No direct drug-drug interaction has been formally documented between NITROGLYCERIN IN DEXTROSE 5% and ISMO in current clinical databases. However, individual patient risk factors including other medications, organ function, and comorbidities should always be evaluated by a qualified healthcare provider.

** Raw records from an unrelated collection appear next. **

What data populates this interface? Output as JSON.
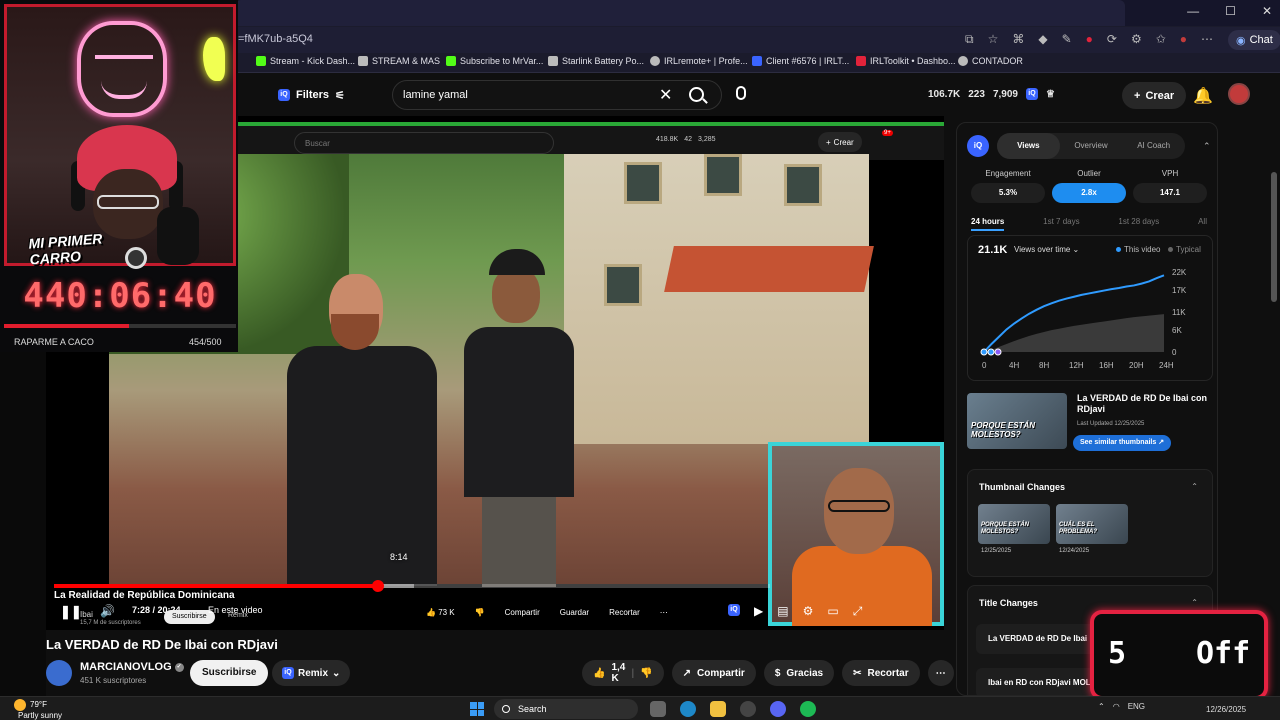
{
  "browser": {
    "url": "=fMK7ub-a5Q4",
    "copilot_label": "Chat",
    "window_controls": [
      "—",
      "☐",
      "✕"
    ]
  },
  "bookmarks": [
    {
      "label": "Stream - Kick Dash...",
      "color": "#53fc18"
    },
    {
      "label": "STREAM & MAS",
      "color": "#cccccc"
    },
    {
      "label": "Subscribe to MrVar...",
      "color": "#53fc18"
    },
    {
      "label": "Starlink Battery Po...",
      "color": "#cccccc"
    },
    {
      "label": "IRLremote+ | Profe...",
      "color": "#cccccc"
    },
    {
      "label": "Client #6576 | IRLT...",
      "color": "#3a64ff"
    },
    {
      "label": "IRLToolkit • Dashbo...",
      "color": "#e2233b"
    },
    {
      "label": "CONTADOR",
      "color": "#cccccc"
    }
  ],
  "header": {
    "filters_label": "Filters",
    "search_query": "lamine yamal",
    "stats": [
      "106.7K",
      "223",
      "7,909"
    ],
    "create_label": "Crear"
  },
  "overlay": {
    "promo_line1": "MI PRIMER",
    "promo_line2": "CARRO",
    "timer": "440:06:40",
    "goal_label": "RAPARME A CACO",
    "goal_count": "454/500",
    "goal_progress": 0.54
  },
  "inner_youtube": {
    "search_placeholder": "Buscar",
    "stats": [
      "418.8K",
      "42",
      "3,285"
    ],
    "create_label": "Crear",
    "notif_badge": "9+"
  },
  "player": {
    "hover_time": "8:14",
    "overlay_title": "La Realidad de República Dominicana",
    "time": "7:28 / 20:24",
    "chapter": "En este video",
    "channel_small": "Ibai",
    "subs_small": "15,7 M de suscriptores",
    "subscribe_small": "Suscribirse",
    "remix_small": "Remix",
    "likes_small": "73 K",
    "share_small": "Compartir",
    "save_small": "Guardar",
    "clip_small": "Recortar",
    "progress_played": 0.453,
    "progress_buffered": 0.503
  },
  "video": {
    "title": "La VERDAD de RD De Ibai con RDjavi",
    "channel": "MARCIANOVLOG",
    "subscribers": "451 K suscriptores",
    "subscribe_label": "Suscribirse",
    "remix_label": "Remix",
    "likes": "1,4 K",
    "share_label": "Compartir",
    "thanks_label": "Gracias",
    "clip_label": "Recortar"
  },
  "panel": {
    "tabs": [
      "Views",
      "Overview",
      "AI Coach"
    ],
    "active_tab": "Views",
    "metrics": [
      {
        "label": "Engagement",
        "value": "5.3%"
      },
      {
        "label": "Outlier",
        "value": "2.8x"
      },
      {
        "label": "VPH",
        "value": "147.1"
      }
    ],
    "ranges": [
      "24 hours",
      "1st 7 days",
      "1st 28 days",
      "All"
    ],
    "active_range": "24 hours",
    "views_total": "21.1K",
    "views_mode": "Views over time",
    "legend_this": "This video",
    "legend_typical": "Typical",
    "video_title": "La VERDAD de RD De Ibai con RDjavi",
    "last_updated": "Last Updated 12/25/2025",
    "thumb_text": "PORQUE ESTÁN MOLESTOS?",
    "similar_btn": "See similar thumbnails",
    "thumb_changes_title": "Thumbnail Changes",
    "thumb_changes": [
      {
        "text": "PORQUE ESTÁN MOLESTOS?",
        "date": "12/25/2025"
      },
      {
        "text": "CUÁL ES EL PROBLEMA?",
        "date": "12/24/2025"
      }
    ],
    "title_changes_title": "Title Changes",
    "title_changes": [
      "La VERDAD de RD De Ibai",
      "Ibai en RD con RDjavi MOL"
    ]
  },
  "chart_data": {
    "type": "line",
    "x": [
      0,
      1,
      2,
      3,
      4,
      5,
      6,
      7,
      8,
      9,
      10,
      11,
      12,
      13,
      14,
      15,
      16,
      17,
      18,
      19,
      20,
      21,
      22,
      23,
      24
    ],
    "x_ticks": [
      "0",
      "4H",
      "8H",
      "12H",
      "16H",
      "20H",
      "24H"
    ],
    "y_ticks": [
      "22K",
      "17K",
      "11K",
      "6K",
      "0"
    ],
    "ylim": [
      0,
      22000
    ],
    "xlim": [
      0,
      24
    ],
    "series": [
      {
        "name": "This video",
        "color": "#2f9bff",
        "values": [
          0,
          2200,
          4200,
          6200,
          7800,
          9200,
          10500,
          11600,
          12600,
          13400,
          14100,
          14700,
          15200,
          15700,
          16100,
          16500,
          16900,
          17300,
          17600,
          18000,
          18300,
          18800,
          19400,
          20300,
          21100
        ]
      },
      {
        "name": "Typical",
        "color": "#555555",
        "values": [
          0,
          600,
          1400,
          2200,
          3000,
          3700,
          4400,
          5000,
          5500,
          6000,
          6400,
          6800,
          7200,
          7500,
          7800,
          8100,
          8400,
          8700,
          9000,
          9300,
          9600,
          9800,
          10000,
          10200,
          10400
        ]
      }
    ]
  },
  "off_widget": {
    "count": "5",
    "label": "Off"
  },
  "taskbar": {
    "temp": "79°F",
    "condition": "Partly sunny",
    "search_label": "Search",
    "lang": "ENG",
    "date": "12/26/2025"
  }
}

The maternal-fetal safety profiles differ. NITROGLYCERIN IN DEXTROSE 5% is classified as Category C. Nitroglycerin is generally considered to have low teratogenic potential. In the first trimester, there is no evidence of increased risk of major congenital malformations from human. ISMO is classified as Category C. ISMO (isosorbide mononitrate) is categorized as FDA Pregnancy Category C. In animal studies, reduced fetal survival and growth retardation were observed at high doses. No adequate . Always consult a maternal-fetal medicine specialist before taking either drug during pregnancy or lactation.